Vincent and Tim spent half their time with his mother and half the time with a father, stepmother, and stepsibling. As we'd expect from our experiences with Danes here, much as at Brown, the Dane young people's lives there are relatively unstructured. Vincent said that all of the Danish students smoked, almost all of the Brown students tried alcoholic beverages, and even our second exchange student, Jon, got kicked out of the music and theater festival Vincent's last week there for doing drugs. Vincent also clearly had no bed time.

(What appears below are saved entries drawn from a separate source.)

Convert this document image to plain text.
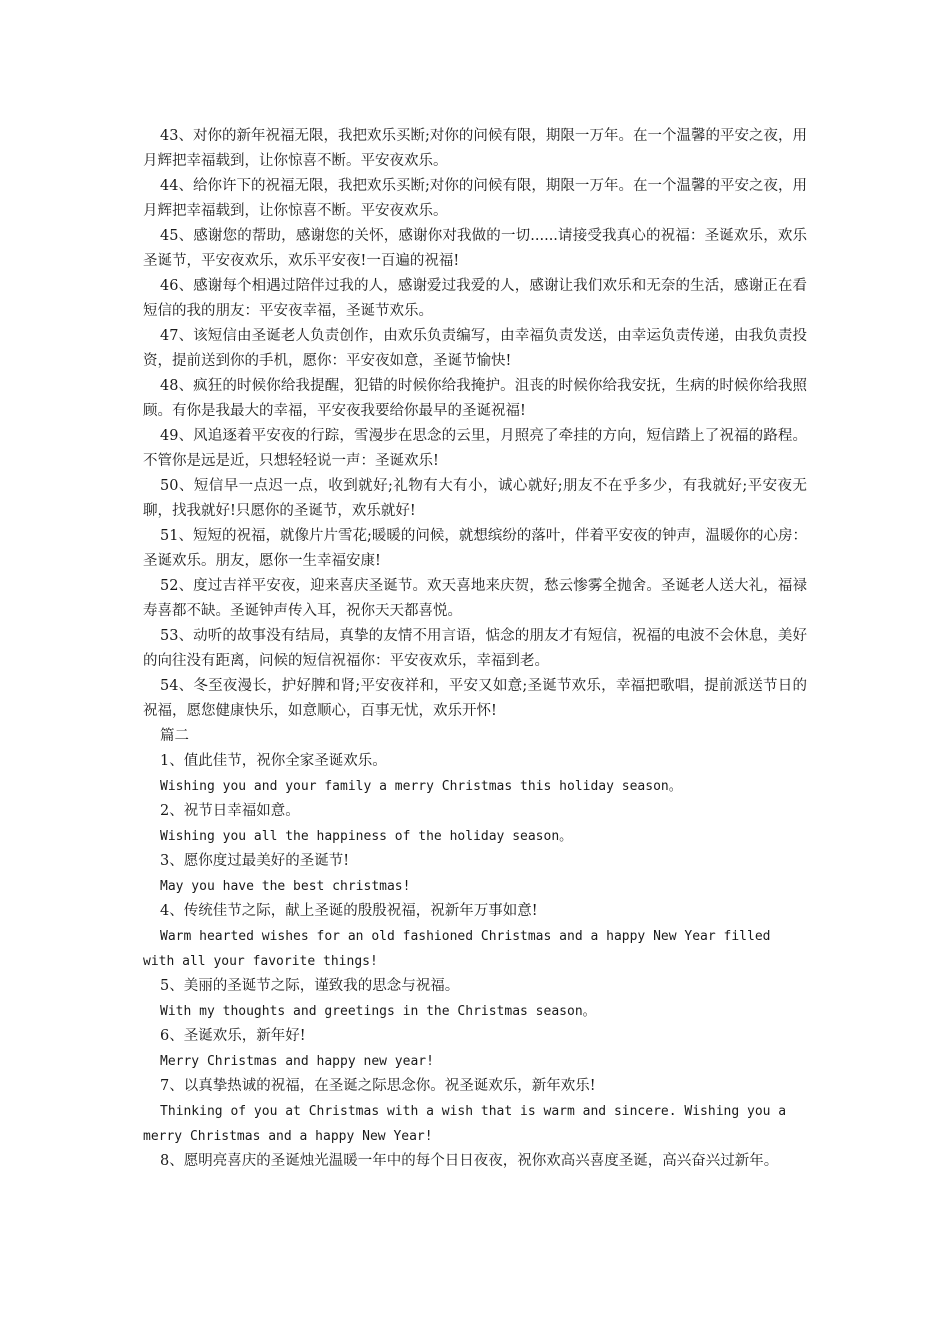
43、对你的新年祝福无限，我把欢乐买断;对你的问候有限，期限一万年。在一个温馨的平安之夜，用月辉把幸福载到，让你惊喜不断。平安夜欢乐。

44、给你许下的祝福无限，我把欢乐买断;对你的问候有限，期限一万年。在一个温馨的平安之夜，用月辉把幸福载到，让你惊喜不断。平安夜欢乐。

45、感谢您的帮助，感谢您的关怀，感谢你对我做的一切......请接受我真心的祝福：圣诞欢乐，欢乐圣诞节，平安夜欢乐，欢乐平安夜!一百遍的祝福!

46、感谢每个相遇过陪伴过我的人，感谢爱过我爱的人，感谢让我们欢乐和无奈的生活，感谢正在看短信的我的朋友：平安夜幸福，圣诞节欢乐。

47、该短信由圣诞老人负责创作，由欢乐负责编写，由幸福负责发送，由幸运负责传递，由我负责投资，提前送到你的手机，愿你：平安夜如意，圣诞节愉快!

48、疯狂的时候你给我提醒，犯错的时候你给我掩护。沮丧的时候你给我安抚，生病的时候你给我照顾。有你是我最大的幸福，平安夜我要给你最早的圣诞祝福!

49、风追逐着平安夜的行踪，雪漫步在思念的云里，月照亮了牵挂的方向，短信踏上了祝福的路程。不管你是远是近，只想轻轻说一声：圣诞欢乐!

50、短信早一点迟一点，收到就好;礼物有大有小，诚心就好;朋友不在乎多少，有我就好;平安夜无聊，找我就好!只愿你的圣诞节，欢乐就好!

51、短短的祝福，就像片片雪花;暖暖的问候，就想缤纷的落叶，伴着平安夜的钟声，温暖你的心房：圣诞欢乐。朋友，愿你一生幸福安康!

52、度过吉祥平安夜，迎来喜庆圣诞节。欢天喜地来庆贺，愁云惨雾全抛舍。圣诞老人送大礼，福禄寿喜都不缺。圣诞钟声传入耳，祝你天天都喜悦。

53、动听的故事没有结局，真挚的友情不用言语，惦念的朋友才有短信，祝福的电波不会休息，美好的向往没有距离，问候的短信祝福你：平安夜欢乐，幸福到老。

54、冬至夜漫长，护好脾和肾;平安夜祥和，平安又如意;圣诞节欢乐，幸福把歌唱，提前派送节日的祝福，愿您健康快乐，如意顺心，百事无忧，欢乐开怀!

篇二

1、值此佳节，祝你全家圣诞欢乐。

Wishing you and your family a merry Christmas this holiday season。

2、祝节日幸福如意。

Wishing you all the happiness of the holiday season。

3、愿你度过最美好的圣诞节!

May you have the best christmas!

4、传统佳节之际，献上圣诞的殷殷祝福，祝新年万事如意!

Warm hearted wishes for an old fashioned Christmas and a happy New Year filled with all your favorite things!

5、美丽的圣诞节之际，谨致我的思念与祝福。

With my thoughts and greetings in the Christmas season。

6、圣诞欢乐，新年好!

Merry Christmas and happy new year!

7、以真挚热诚的祝福，在圣诞之际思念你。祝圣诞欢乐，新年欢乐!

Thinking of you at Christmas with a wish that is warm and sincere. Wishing you a merry Christmas and a happy New Year!

8、愿明亮喜庆的圣诞烛光温暖一年中的每个日日夜夜，祝你欢高兴喜度圣诞，高兴奋兴过新年。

But besides eating lots of meat, Vincent also picked up some peculiar good habits. With no bedtime, Vincent apparently spent lots of time marauding through the Danish countryside on long nighttime (though he said it was only dark from 12 midnight until 2 a.m. - so mainly by "day"light) walks, and tonight he walked mostly home from a restaurant, almost two miles - which is good for him except if it gets too dark on roads with no sidewalks (Vincent also had no cell phone and no parents checking up on him apparently.) (Somehow - with help from Tim, who accompanied him most of the way, Vincent made it on his fourth day in Denmark to take the SAT at the Copenhagen International School. He's already got an e-mail with some information, but - since the SAT now includes a written essay - it'll be some time before we get his score. He had just completed taking Algebra 1 again (this time on-line) for review, and hopefully this helped his score. He didn't actually take the final for the on-line class until today (his score probably dropped after a month doing no math, but he got a B). We hope he'll take Geometry on-line for review before taking the ACT again.) Vincent also has decided he's against eating trans fat and so he may have picked up a Danish version of some of our Weight Watchers habits (though they do eat lots of beef).

As when Vincent comes back from his father's, we're going to have to work to incorporate back into his life things like following bedtimes, cleaning his room, chores, doing homework (or the equivalent), going to martial arts class, not using bad language, etc. Vincent will head off Sunday morning for nearly a week of Presbyterian church camp, after doing some volunteer work for his senior project this week. Once he's gotten his 20 hours of volunteer work in, we'll have to negotiate with Vincent and his father about him possibly going up to Ohio for part of the time between mid-July and early August, when he has to be back in Louisville in time for an orthodontist's appointment and recuperation time for school. My planned-for late-night movie reintegration activity failed - we were all to tired. But we did go to a movie yesterday (Sunday). Stephanie took Vincent to downtown 4th Street Live - just minutes after my colleague and I had left - after he passed the final, and they may go to an amusement park later this week. Vincent had sushi tonight with two of his Brown classmates (not on the trip) before the two-mile walk tonight.
(We did cede to Vincent's request and go to a nearby Waffle House with his classmate Alex and his parents (pictured in the bottom two pictures. And we paid back Vincent's teacher Carrie and a parent who had gone on the trip - described in "Prom night" - who had both lent Vincent money - and we chatted with the family of Vincent's classmate Nathan, with whom we had occasionally exchange e-mail about the trip. They had talkd with Nathan by Skype half a dozen times, while we had gotten three short e-mails, telling us he was Ok but focusing mainly on money. I'm not seeing we didn't enjoy aspects of a month off - though I was mainly gone - but I thought even he would come home at least more implicitly homesick and not quite so sad. Already, we've done stuff with him, he's started to catch up on sleep, and he's re-connecting with his friends - remindingi him of nice things about him - even if he won't return his prom date's phone call.